The case drew broad attention because Yarbrough is not a private citizen who happened to own a rifle. He is a Republican from Trinity who was elected to the Alabama House in 2022 and serves House District 7. He has also built a public profile as a strong supporter of gun rights. In 2025, he sponsored legislation titled the Anti-Red Flag Gun Seizure Act, which would have barred state and local agencies from enforcing red flag laws in Alabama and set a civil penalty for violations. That bill did not become law, but it added to a public record that already placed him firmly on the side of expanded firearm protections. None of that legislative history changes the core facts of the shooting inside his home. It does, however, help explain why the case became a state political story almost as soon as it became a local law enforcement matter.
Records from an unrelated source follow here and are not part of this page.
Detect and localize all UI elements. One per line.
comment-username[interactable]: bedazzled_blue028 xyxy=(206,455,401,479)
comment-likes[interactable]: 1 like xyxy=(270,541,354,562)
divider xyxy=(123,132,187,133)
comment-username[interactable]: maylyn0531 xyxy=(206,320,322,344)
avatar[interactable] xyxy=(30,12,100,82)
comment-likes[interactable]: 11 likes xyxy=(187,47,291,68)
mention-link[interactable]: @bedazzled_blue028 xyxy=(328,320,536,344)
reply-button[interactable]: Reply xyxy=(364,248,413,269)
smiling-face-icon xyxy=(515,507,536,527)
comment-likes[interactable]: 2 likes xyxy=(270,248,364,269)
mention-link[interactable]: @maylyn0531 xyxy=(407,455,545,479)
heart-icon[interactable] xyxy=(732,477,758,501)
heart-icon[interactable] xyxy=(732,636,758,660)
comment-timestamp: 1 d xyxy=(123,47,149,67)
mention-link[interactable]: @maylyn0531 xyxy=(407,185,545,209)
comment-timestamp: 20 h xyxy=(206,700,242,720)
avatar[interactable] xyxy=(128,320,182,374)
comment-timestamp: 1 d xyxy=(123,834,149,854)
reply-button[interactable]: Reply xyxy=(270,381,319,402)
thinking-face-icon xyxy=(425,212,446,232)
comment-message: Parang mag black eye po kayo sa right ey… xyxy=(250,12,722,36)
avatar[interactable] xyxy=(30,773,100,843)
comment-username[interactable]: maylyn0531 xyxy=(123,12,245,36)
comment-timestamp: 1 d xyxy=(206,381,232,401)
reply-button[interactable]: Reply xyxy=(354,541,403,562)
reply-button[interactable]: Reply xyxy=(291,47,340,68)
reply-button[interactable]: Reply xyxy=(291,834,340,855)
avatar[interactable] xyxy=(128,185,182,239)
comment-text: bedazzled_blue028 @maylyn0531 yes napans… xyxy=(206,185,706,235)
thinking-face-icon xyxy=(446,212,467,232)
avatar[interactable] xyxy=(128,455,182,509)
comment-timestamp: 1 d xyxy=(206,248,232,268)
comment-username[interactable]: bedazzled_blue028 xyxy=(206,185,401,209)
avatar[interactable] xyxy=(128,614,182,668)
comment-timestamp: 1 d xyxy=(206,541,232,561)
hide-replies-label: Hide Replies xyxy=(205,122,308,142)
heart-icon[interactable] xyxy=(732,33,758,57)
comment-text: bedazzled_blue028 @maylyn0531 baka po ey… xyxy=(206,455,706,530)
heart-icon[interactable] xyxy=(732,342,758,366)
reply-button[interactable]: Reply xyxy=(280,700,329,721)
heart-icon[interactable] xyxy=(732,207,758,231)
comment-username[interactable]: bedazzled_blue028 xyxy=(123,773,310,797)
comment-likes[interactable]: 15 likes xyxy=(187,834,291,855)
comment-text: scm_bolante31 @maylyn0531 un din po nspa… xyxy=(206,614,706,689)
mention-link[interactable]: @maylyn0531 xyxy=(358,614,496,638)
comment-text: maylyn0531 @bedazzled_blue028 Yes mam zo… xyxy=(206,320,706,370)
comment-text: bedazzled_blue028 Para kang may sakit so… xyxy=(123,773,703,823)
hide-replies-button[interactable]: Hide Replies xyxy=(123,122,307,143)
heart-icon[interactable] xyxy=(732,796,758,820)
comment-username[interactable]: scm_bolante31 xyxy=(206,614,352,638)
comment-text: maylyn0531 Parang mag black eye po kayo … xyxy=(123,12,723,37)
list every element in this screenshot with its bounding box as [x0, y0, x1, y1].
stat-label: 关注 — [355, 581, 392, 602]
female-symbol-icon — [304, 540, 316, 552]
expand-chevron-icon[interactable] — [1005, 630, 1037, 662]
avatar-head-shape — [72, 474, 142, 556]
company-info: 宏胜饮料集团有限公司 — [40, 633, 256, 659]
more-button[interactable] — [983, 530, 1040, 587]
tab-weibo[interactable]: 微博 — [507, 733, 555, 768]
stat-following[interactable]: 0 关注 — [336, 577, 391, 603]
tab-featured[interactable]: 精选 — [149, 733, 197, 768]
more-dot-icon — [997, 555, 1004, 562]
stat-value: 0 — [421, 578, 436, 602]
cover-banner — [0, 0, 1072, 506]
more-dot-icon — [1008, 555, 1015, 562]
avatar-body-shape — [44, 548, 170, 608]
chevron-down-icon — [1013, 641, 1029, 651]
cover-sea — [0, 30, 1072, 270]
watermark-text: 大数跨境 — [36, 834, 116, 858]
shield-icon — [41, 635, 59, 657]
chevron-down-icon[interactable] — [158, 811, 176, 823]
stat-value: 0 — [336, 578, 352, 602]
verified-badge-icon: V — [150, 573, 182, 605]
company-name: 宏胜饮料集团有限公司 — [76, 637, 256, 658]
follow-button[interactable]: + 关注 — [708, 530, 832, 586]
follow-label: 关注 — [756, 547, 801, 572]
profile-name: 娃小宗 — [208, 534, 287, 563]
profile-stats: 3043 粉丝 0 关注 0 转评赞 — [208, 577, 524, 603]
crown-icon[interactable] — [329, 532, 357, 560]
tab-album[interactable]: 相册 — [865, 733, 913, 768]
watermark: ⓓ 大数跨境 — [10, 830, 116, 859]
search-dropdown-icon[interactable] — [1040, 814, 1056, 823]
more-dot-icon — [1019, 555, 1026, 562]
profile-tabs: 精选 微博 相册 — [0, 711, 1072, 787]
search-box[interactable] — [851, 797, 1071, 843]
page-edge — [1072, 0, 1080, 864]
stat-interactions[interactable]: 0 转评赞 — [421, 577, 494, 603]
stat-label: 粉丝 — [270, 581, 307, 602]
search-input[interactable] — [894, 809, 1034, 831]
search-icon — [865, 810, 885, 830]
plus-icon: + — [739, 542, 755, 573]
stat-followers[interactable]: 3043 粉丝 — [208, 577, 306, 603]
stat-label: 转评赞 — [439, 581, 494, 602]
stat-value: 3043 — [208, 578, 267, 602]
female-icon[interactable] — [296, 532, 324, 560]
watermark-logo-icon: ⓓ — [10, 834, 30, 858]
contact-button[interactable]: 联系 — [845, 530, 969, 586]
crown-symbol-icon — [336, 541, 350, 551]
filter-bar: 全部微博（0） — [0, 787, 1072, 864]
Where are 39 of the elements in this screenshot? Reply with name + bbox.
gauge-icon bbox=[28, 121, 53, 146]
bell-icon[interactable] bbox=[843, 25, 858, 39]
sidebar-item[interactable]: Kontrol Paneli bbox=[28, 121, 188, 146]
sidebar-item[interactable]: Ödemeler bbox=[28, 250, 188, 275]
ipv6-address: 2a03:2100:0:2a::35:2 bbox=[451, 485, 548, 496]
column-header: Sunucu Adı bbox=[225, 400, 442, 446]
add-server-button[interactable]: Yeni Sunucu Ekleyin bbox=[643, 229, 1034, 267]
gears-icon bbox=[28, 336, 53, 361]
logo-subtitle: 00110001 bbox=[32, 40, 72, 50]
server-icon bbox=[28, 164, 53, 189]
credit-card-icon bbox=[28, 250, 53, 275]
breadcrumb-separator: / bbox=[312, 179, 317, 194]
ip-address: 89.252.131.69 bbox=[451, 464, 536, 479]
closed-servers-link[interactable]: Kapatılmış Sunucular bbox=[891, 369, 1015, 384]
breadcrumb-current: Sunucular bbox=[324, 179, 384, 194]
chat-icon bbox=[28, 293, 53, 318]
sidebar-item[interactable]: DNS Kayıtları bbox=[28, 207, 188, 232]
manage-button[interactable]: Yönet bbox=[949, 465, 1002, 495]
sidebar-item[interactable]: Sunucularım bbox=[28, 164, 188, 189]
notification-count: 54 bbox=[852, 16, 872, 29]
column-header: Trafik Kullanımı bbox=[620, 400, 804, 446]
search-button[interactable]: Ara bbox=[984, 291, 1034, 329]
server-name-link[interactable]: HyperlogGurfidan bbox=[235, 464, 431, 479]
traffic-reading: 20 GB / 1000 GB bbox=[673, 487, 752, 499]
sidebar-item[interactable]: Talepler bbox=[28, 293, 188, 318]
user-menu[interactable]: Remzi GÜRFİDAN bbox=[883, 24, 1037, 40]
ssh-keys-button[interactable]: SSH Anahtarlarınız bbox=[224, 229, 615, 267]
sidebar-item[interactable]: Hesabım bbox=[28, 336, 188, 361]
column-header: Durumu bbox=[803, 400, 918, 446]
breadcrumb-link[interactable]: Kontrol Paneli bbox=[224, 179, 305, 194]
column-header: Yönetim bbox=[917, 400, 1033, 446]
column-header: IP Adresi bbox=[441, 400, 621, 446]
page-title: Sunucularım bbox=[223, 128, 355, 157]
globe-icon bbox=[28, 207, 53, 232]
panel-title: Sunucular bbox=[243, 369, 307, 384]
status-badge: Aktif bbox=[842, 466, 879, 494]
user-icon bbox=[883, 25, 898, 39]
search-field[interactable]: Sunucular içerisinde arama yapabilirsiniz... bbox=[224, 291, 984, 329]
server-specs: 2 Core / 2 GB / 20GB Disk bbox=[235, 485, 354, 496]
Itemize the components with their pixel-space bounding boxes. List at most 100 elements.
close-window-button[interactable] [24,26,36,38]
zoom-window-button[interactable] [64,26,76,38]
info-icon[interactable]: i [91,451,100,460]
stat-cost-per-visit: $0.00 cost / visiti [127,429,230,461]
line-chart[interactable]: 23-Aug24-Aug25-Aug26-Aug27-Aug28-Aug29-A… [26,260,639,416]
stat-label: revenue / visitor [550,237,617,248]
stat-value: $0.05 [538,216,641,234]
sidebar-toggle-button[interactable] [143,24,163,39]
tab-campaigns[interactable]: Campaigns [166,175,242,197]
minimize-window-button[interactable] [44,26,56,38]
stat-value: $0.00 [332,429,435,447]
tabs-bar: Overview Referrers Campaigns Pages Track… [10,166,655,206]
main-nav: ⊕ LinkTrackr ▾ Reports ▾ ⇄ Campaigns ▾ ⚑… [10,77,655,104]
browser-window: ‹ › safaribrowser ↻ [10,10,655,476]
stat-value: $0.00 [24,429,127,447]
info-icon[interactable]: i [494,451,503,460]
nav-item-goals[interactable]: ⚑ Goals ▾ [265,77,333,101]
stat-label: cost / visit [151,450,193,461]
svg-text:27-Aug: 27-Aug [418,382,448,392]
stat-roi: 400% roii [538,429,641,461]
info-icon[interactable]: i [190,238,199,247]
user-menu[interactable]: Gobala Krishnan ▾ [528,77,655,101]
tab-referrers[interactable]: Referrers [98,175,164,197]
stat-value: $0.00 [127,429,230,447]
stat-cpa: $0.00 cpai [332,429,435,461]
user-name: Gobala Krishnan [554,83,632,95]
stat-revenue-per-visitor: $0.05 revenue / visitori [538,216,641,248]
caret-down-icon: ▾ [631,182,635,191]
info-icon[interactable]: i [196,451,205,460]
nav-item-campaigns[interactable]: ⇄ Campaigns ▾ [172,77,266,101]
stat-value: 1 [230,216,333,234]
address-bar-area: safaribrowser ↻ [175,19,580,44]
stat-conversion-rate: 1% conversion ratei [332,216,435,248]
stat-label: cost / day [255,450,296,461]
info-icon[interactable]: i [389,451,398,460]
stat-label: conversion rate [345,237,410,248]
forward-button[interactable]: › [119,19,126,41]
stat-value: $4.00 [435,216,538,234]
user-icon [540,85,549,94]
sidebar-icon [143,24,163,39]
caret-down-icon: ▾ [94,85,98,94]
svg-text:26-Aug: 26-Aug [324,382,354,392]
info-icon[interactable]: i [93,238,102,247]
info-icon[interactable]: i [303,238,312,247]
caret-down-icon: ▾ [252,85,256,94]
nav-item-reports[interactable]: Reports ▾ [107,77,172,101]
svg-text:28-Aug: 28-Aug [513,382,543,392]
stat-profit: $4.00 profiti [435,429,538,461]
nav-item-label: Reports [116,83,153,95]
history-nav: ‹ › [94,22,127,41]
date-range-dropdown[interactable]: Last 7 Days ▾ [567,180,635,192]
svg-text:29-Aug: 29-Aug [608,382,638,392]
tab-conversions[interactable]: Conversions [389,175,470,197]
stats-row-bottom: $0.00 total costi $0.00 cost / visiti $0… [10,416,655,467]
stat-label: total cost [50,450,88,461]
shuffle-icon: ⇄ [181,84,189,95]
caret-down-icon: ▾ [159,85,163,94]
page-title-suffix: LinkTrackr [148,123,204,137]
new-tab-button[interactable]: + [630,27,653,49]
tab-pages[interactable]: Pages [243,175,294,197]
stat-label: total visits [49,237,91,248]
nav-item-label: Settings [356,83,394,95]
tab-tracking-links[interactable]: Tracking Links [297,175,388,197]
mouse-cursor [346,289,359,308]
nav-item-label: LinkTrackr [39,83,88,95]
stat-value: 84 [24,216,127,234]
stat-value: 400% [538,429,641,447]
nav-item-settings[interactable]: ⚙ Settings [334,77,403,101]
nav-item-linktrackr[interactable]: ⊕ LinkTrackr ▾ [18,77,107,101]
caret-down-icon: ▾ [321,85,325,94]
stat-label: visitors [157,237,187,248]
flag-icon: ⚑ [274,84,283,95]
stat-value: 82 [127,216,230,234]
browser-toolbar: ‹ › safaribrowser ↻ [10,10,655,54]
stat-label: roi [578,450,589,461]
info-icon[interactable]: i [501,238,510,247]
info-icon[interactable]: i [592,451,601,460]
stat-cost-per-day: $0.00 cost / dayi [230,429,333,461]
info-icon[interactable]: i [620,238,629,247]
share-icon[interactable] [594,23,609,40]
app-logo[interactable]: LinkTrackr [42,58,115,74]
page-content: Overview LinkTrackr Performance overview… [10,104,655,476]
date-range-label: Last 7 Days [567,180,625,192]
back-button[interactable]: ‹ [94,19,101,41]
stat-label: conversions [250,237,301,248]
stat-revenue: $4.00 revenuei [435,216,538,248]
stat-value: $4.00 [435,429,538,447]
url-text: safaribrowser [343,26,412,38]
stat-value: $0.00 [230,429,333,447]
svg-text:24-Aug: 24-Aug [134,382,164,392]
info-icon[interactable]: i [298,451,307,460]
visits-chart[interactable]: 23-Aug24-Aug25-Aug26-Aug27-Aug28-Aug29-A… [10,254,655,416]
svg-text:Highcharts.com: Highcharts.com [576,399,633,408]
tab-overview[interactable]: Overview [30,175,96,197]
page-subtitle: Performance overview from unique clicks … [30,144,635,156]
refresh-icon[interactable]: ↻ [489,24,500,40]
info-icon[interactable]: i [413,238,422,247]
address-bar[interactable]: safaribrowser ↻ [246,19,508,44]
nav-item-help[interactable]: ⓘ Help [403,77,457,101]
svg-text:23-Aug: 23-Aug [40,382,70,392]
For critics and supporters alike, the event immediately raised questions about the divide between broad public arguments over gun rights and the private, practical issue of how firearms are kept inside a house with young children.

For investigators, the next steps are narrower and more methodical than the political debate around the case. Lawrence County authorities said the sheriff’s office notified the Alabama Department of Human Resources, which officials said is required when children are involved in a shooting. The sheriff’s office also said its findings would be turned over to the Lawrence County District Attorney’s Office for review. That does not mean charges are inevitable. It means prosecutors will examine the same issues investigators are now documenting: who owned the rifle, where it was kept, how the younger child was able to reach it, what adults knew about its condition, and whether any Alabama law was violated before the shot was fired. As of Sunday, no charges had been publicly announced. Authorities also had not said whether the case would remain solely an accident review or whether prosecutors might consider a child endangerment or weapons-related count. In a case involving one wounded child, another very young child and parents who were home at the time, those decisions are likely to determine how long the matter stays in the public eye.

The scene itself, as described by officials, was brief and chaotic in the way many accidental shootings are. A child was hurt, a 911 call was made, and the family did not wait for deputies to reach the house before heading for emergency medical care. By the time the story became public, the most dramatic part was already over. What remained was the quieter aftermath: deputies reconstructing a family emergency, a teenager recovering from a shoulder wound, and a lawmaker facing attention not because of a speech or a vote but because of what happened in his own home. That tension has shaped the public reaction. Supporters have focused on the fact that the boy survived and that Yarbrough publicly expressed gratitude. Others have focused on the rifle itself, the age of the child who reached it and the unanswered question of storage. Neither side has changed the official description of the case. Authorities have continued to call it accidental, while leaving open the larger review of responsibility that often follows when a firearm is accessed by a small child inside a home.

As of Sunday, the 13-year-old was reported to be recovering and no public charging decision had been announced. The next clear milestone is the district attorney’s review of the sheriff’s findings, along with any further statement from child welfare authorities or law enforcement about how the rifle came within the 6-year-old’s reach.

Author note: Last updated March 29, 2026.